25 Novembre 1970 : le jour où Mishima choisit son destin de Wakamatsu Kôji arrive enfin dans les salles françaises le mercredi 27 novembre 2013. Il nous livre sa version et sa vision du destin hors norme de Mishima Yukio, figure ô combien ambivalente et passionnante. On peut légitimement se demander ce que peut apporter cette évocation de la vie de l’écrivain par rapport au flamboyant biopic de Paul Schrader. Avec Wakamatsu aux commandes, on peut en avoir une petite idée.
Il est difficile de passer après Paul Schrader et son film de 1985 (la critique ICI),Wakamatsu Koji l’a bien compris et ne cherche en aucun cas à marcher sur les traces du biopic. D’emblée, il reprend ses marques, son style. Esthétiquement, le film est dans la continuité d’United Red Army et Le Soldat Dieu.

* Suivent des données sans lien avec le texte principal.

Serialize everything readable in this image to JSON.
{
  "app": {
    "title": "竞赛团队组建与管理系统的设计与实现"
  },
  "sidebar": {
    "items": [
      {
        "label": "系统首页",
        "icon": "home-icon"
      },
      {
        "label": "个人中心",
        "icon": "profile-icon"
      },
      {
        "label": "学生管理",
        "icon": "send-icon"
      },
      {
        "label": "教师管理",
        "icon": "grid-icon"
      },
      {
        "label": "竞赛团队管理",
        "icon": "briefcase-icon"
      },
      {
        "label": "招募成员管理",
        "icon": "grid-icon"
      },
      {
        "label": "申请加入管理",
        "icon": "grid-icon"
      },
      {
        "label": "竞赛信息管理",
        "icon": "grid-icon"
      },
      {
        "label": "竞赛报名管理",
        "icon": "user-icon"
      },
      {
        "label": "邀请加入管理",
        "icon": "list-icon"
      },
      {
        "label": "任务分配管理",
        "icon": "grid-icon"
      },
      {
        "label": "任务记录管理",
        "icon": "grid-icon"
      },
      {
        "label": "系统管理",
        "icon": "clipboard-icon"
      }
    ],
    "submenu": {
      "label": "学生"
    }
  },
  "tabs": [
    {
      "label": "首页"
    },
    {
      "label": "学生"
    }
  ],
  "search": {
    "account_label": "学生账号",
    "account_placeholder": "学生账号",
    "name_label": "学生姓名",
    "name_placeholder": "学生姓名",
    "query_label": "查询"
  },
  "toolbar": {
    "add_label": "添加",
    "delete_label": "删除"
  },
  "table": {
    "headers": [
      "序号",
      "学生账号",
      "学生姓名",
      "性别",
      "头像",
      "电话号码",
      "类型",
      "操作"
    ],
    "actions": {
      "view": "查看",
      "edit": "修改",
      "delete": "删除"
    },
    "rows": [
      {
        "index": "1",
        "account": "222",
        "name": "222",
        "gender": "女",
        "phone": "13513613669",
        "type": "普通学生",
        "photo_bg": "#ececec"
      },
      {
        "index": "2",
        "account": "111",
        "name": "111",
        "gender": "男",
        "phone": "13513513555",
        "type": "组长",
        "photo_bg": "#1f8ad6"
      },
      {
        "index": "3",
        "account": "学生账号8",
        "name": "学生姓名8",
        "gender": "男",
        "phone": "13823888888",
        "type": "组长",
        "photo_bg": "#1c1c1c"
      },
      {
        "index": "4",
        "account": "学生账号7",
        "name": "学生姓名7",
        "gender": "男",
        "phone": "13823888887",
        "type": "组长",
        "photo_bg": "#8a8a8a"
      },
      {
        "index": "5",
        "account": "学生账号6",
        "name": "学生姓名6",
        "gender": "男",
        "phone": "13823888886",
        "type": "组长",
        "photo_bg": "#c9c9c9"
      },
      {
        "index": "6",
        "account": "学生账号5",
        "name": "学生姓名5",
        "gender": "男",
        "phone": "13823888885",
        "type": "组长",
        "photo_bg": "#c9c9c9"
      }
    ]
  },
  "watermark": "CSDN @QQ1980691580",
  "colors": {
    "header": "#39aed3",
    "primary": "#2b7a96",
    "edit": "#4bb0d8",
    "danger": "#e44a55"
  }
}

Ce dernier segment de sa trilogie sur l’ère Showa est formellement très soigné. Rares sont les films tournés en numérique et qui s’en sortent avec autant de brio. À défaut d’avoir des moyens, Wakamatsu soigne le tout.
Dans un style très réaliste, Wakamatsu colle au plus près des personnages, jouant sur les décors que ses peu de moyens lui fournissent. Un paysage désert, une maison et ses moindres recoins, une table. Le réalisateur ne se renie pas, continue de poursuivre son combat. Dans cette optique de frapper fort, il entrelace le récit avec des images d’archives (l’assassinat en direct de Asanuma Inejiro, les manifestations étudiantes, les émeutes de Shinjuku), il filme la révolte, comme à l’accoutumée. En outre, il y a peu de musique. Quand la partition de Philip Glass achevait de rendre la version de Schrader ultra romanesque, Wakamatsu assène quelques accords jazzy au piano. Le thème, aussi entêtant que celui de Glass, marque bien la détermination de Mishima Yukio.
On ne pouvait pas s’attendre à autre chose, le film de Wakamatsu transpire la rébellion. L’engagement politique du réalisateur est toujours aussi important et sa rage n’est pas estompée, malgré son âge avancé. 25 Novembre 1970 : le jour où Mishima choisit son destin est le pendant de United Red Army. Wakamatsu s’intéresse à l’autre camp. Ceux qui défendaient l’impérialisme à tout prix, ceux qui voulaient réprimer les manifestations étudiantes, la droite fascisante. Son Mishima est un film sur l’endoctrinement, sur le pouvoir d’attraction qu’avait cet écrivain talentueux devenu symbole pour des jeunes un peu perdus. Le pouvoir de fascination que dégage Mishima est incroyable. Arata Iura (qui jouait déjà dans United Red Army et Le Soldat Dieu) est sensationnel.
Wakamatsu ne se concentre que sur les dernières années de la vie de l’écrivain. Ce qui l’a décidé à choisir son destin. Son culte du corps et de la beauté n’est qu’esquissé, son œuvre balayée, on est bien dans le film politique pur. Reste une incroyable tension sexuelle entre Mishima et Morita, son fidèle disciple, qui sous-entend l’homosexualité de l’écrivain. Mais peu importe, Wakamatsu Koji est aussi résolu que son alter égo à l’écran.
On comprend bien pourquoi Wakamatsu peut se reconnaître en Mishima. Rejetant le système en bloc, il prôna la rébellion. Bien qu’elle ne soit pas pour les mêmes raisons, cette lutte est l’essence même de la vie du réalisateur comme celle de l’écrivain. Comme pour Schrader en son temps, la vision de Mishima est quelque peu ambiguë, entre fascination totale et rejet.
Wakamatsu fait son film comme Mishima tente son coup d’état, avec la force du désespoir. A 76 ans, il n’a pas abandonné la lutte et harangue les jeunes Japonais à coup d’images d’archives, comme Mishima motive sa petite armée à continuer son combat. Cette fièvre, cette rage, cette lucidité aussi (la scène finale magnifique), finissent de faire de 25 Novembre 1970 : le jour où Mishima choisit son destin, une dernière grande œuvre, sincère et poignante.
Jérémy Coifman.
25 Novembre 1970 : le jour où Mishima choisit son destin de wakamatsu Kôji. 2012. Japon. En salles le 27/11/2013.